Unsere Mission der Barmherzigkeit
Das "Wie mich der Vater gesandt hat, so sende ich euch", gilt auch uns, den Nachfolgern der Jünger Jesu. Den Auftrag "Wem ihr die Sünden vergebt, dem sind sie vergeben; wem ihr die Vergebung verweigert, dem ist sie verweigert", nur als Vollmacht der Sündenvergebung zu betrachten und den Papst und die Bischöfe dafür zuständig zu erklären, ist eine Engführung in der Auslegung dieses Sendungsauftrages Jesu.
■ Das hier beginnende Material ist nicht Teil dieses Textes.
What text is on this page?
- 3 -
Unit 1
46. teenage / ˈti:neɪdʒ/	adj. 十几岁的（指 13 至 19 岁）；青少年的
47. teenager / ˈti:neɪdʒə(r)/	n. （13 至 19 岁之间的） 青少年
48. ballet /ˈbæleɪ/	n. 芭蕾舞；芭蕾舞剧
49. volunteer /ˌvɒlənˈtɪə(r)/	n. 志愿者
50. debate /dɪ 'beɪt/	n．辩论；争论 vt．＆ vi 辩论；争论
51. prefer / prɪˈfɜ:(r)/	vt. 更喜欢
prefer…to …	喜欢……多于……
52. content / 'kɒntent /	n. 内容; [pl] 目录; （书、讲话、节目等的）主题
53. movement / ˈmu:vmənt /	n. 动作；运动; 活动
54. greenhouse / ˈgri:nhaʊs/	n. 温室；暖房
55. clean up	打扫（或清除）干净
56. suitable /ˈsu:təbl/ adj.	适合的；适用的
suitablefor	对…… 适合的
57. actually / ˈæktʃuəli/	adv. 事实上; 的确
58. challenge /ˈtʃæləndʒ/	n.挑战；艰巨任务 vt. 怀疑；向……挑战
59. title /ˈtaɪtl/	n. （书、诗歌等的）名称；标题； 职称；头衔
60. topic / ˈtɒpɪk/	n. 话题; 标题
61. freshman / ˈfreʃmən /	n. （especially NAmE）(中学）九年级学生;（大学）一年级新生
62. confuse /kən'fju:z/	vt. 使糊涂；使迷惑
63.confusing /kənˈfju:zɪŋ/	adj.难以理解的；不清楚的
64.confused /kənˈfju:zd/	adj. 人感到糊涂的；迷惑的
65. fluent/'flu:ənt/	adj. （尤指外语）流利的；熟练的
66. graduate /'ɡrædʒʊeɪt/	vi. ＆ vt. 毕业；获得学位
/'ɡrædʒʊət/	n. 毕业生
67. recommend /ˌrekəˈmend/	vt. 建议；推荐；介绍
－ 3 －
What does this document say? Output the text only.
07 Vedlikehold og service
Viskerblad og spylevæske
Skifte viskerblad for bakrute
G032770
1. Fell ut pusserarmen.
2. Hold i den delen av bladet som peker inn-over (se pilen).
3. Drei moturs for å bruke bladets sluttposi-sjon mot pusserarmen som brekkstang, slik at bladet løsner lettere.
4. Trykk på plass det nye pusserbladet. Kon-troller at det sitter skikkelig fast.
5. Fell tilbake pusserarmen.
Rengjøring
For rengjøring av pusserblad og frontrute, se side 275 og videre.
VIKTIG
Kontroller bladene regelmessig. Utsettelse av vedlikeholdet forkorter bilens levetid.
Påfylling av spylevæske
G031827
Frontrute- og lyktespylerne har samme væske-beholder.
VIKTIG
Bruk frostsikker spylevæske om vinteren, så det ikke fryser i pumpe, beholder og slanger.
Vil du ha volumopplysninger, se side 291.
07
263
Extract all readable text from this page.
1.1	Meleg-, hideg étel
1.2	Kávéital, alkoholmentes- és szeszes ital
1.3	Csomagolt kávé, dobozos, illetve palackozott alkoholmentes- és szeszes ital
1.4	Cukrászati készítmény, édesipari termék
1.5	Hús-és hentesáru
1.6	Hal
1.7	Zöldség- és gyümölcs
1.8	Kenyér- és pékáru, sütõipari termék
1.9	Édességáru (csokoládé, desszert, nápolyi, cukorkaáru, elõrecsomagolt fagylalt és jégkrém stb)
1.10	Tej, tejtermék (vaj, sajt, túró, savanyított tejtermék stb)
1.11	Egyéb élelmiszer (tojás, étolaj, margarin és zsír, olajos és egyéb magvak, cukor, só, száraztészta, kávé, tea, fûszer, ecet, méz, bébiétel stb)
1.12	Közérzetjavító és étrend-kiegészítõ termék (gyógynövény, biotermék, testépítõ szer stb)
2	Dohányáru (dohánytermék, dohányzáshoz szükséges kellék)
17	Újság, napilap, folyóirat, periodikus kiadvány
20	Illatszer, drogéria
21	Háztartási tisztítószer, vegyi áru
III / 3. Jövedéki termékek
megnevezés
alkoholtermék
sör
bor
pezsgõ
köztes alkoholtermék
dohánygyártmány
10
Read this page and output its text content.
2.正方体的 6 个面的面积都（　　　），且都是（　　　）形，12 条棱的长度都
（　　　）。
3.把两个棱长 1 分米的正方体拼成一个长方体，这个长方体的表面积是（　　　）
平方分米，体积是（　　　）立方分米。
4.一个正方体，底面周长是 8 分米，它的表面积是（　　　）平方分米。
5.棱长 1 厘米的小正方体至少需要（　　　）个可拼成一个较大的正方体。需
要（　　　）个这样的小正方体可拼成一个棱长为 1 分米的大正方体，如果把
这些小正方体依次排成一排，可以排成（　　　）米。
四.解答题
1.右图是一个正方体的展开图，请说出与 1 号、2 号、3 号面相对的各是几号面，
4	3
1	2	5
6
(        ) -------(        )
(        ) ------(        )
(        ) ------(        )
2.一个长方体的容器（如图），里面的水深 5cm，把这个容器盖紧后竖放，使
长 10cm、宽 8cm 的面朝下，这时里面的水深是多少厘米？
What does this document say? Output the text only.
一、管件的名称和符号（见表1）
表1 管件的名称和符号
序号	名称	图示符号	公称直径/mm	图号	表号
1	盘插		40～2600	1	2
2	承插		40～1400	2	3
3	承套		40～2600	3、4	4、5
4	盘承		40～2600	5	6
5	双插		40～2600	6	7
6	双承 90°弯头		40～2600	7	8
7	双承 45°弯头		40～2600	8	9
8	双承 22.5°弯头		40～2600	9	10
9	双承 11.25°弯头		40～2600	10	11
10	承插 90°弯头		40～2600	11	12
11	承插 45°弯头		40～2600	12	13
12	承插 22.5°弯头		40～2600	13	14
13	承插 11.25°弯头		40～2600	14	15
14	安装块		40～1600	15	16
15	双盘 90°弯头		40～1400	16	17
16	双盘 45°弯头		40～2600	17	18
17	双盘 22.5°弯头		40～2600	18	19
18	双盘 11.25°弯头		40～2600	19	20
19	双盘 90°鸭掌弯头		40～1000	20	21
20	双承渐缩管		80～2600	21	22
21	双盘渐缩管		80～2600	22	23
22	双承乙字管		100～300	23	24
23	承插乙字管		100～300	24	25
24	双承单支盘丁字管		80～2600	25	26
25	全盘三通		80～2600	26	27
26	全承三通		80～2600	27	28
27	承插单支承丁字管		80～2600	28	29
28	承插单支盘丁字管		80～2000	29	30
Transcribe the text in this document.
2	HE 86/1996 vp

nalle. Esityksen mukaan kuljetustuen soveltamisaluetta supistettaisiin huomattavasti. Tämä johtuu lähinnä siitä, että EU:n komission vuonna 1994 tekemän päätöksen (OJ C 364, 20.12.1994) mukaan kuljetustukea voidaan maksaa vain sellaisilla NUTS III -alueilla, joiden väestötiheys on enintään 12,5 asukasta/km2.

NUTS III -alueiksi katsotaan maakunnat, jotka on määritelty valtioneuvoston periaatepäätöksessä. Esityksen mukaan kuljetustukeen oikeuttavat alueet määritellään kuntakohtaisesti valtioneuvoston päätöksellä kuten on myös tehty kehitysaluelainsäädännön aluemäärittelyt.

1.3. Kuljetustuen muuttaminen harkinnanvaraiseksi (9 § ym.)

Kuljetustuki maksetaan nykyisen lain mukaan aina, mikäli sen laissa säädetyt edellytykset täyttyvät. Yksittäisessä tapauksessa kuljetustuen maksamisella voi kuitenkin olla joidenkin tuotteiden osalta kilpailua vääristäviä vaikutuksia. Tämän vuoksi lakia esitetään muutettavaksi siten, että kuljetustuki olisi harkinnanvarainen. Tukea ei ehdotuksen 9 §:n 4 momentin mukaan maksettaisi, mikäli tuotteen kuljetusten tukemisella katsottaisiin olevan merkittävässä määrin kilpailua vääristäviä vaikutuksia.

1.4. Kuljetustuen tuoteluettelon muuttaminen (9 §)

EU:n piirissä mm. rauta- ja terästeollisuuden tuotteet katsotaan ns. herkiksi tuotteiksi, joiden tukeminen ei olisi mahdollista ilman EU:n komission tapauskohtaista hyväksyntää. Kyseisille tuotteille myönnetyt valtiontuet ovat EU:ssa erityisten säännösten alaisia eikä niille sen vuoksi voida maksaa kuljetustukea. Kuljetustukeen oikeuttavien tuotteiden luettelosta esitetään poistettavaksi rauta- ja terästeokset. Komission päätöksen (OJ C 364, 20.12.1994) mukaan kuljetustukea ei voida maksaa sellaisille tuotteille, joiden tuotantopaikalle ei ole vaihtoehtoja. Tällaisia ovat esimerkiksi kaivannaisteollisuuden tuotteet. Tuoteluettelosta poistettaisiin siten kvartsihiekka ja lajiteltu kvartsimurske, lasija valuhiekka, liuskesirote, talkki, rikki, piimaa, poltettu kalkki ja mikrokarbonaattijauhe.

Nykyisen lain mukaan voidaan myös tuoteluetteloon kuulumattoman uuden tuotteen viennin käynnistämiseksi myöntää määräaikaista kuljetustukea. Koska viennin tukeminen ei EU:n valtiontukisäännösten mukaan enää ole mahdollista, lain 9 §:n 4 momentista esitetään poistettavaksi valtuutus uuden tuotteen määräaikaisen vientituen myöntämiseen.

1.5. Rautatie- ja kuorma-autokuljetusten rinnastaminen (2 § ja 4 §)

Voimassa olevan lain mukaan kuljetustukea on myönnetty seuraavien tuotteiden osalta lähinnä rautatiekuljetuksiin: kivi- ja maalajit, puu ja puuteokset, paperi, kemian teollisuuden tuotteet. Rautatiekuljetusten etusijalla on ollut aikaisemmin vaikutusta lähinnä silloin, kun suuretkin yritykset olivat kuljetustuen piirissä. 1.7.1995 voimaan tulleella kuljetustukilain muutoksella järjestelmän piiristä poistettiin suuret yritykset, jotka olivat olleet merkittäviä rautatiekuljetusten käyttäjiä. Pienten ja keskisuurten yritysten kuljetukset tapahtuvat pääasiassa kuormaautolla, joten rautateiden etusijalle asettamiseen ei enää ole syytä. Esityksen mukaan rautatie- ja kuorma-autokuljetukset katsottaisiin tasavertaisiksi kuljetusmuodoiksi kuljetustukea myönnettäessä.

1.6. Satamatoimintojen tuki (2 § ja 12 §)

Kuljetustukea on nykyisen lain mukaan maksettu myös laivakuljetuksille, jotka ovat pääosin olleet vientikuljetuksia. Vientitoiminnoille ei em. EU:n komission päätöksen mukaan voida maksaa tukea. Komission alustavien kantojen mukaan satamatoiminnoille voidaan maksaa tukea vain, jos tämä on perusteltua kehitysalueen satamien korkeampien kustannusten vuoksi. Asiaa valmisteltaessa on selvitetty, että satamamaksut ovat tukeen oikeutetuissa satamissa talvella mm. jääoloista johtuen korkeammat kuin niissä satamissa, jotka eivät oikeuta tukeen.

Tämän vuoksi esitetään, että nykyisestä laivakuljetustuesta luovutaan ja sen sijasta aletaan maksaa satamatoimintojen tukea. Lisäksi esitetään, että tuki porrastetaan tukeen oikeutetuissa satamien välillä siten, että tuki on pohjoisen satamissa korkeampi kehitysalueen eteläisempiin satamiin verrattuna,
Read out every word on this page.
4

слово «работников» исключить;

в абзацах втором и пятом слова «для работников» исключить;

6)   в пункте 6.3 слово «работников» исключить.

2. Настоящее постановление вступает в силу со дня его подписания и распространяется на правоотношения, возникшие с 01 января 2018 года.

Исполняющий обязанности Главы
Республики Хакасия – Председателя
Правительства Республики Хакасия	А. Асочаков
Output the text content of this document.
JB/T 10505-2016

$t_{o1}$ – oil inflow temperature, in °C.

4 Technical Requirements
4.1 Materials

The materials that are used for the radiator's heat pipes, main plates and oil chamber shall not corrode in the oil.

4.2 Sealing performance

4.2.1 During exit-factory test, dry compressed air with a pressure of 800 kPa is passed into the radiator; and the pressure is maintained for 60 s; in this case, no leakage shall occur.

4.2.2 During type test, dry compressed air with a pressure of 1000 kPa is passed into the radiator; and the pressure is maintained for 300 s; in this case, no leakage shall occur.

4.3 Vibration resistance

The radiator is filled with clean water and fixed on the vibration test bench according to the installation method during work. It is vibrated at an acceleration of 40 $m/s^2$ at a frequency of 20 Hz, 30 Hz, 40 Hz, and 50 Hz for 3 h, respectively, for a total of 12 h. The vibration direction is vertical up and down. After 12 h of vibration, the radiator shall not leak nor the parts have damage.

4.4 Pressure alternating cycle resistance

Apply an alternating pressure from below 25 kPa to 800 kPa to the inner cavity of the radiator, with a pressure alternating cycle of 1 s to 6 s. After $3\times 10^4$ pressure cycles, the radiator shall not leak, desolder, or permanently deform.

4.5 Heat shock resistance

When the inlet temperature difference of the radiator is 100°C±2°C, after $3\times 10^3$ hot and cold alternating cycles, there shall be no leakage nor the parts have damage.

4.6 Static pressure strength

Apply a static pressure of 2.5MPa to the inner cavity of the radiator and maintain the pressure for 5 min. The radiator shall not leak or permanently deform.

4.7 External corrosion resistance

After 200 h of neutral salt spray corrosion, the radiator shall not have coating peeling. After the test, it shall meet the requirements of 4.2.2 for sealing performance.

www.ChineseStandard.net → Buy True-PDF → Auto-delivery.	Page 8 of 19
Papst Johannes Paul II. hat den Weißen Sonntag zum Sonntag der Barmherzigkeit erklärt und damit das Thema Barmherzigkeit stärker in die Mitte der Theologie und der Pastoral gerückt. Das Jahr der Barmherzigkeit, das Papst Franziskus ausgerufen hat, ist zwar zu Ende, bleibt aber Programm für die ganze Kirche.
Dabei geht es meines Erachtens nicht nur um die Frage, wie finde ich einen barmherzigen Gott angesichts meines persönlichen Versagens und wie kann das Sakrament der Versöhnung neu belebt werden. Vielmehr sollte unser ganzes Leben von Barmherzigkeit geprägt und getragen werden. Das gilt im Umgang mit den Menschen, die an uns schuldig geworden sind, dies gilt aber auch für den Umgang mit Menschen, die in unserem unbarmherzigen Gesellschafts- und Wirtschaftssystem zu Verlierern geworden sind. Dies betrifft die Schwächeren in unserer eigenen Gesellschaft. Dies betrifft aber auch all jene, die von den selbsternannten Herrschern aus ihren Heimatländern vertrieben worden sind. Nicht zuletzt ist unser ganzes Weltwirtschaftssystem davon betroffen, das einzelne sehr reich macht und viele arm bleiben lässt.
Die Jünger hatten sich zunächst "aus Furcht vor den Juden" eingeschlossen. Wir neigen aus diversen anderen Gründen dazu, uns abzukapseln und auf unser eigenes Wohl – leiblich wie seelisch – zu schauen. Jesus tritt auch an uns heran und fordert uns auf, sein Werk der Barmherzigkeit Gottes in die ganze Welt hineinzutragen.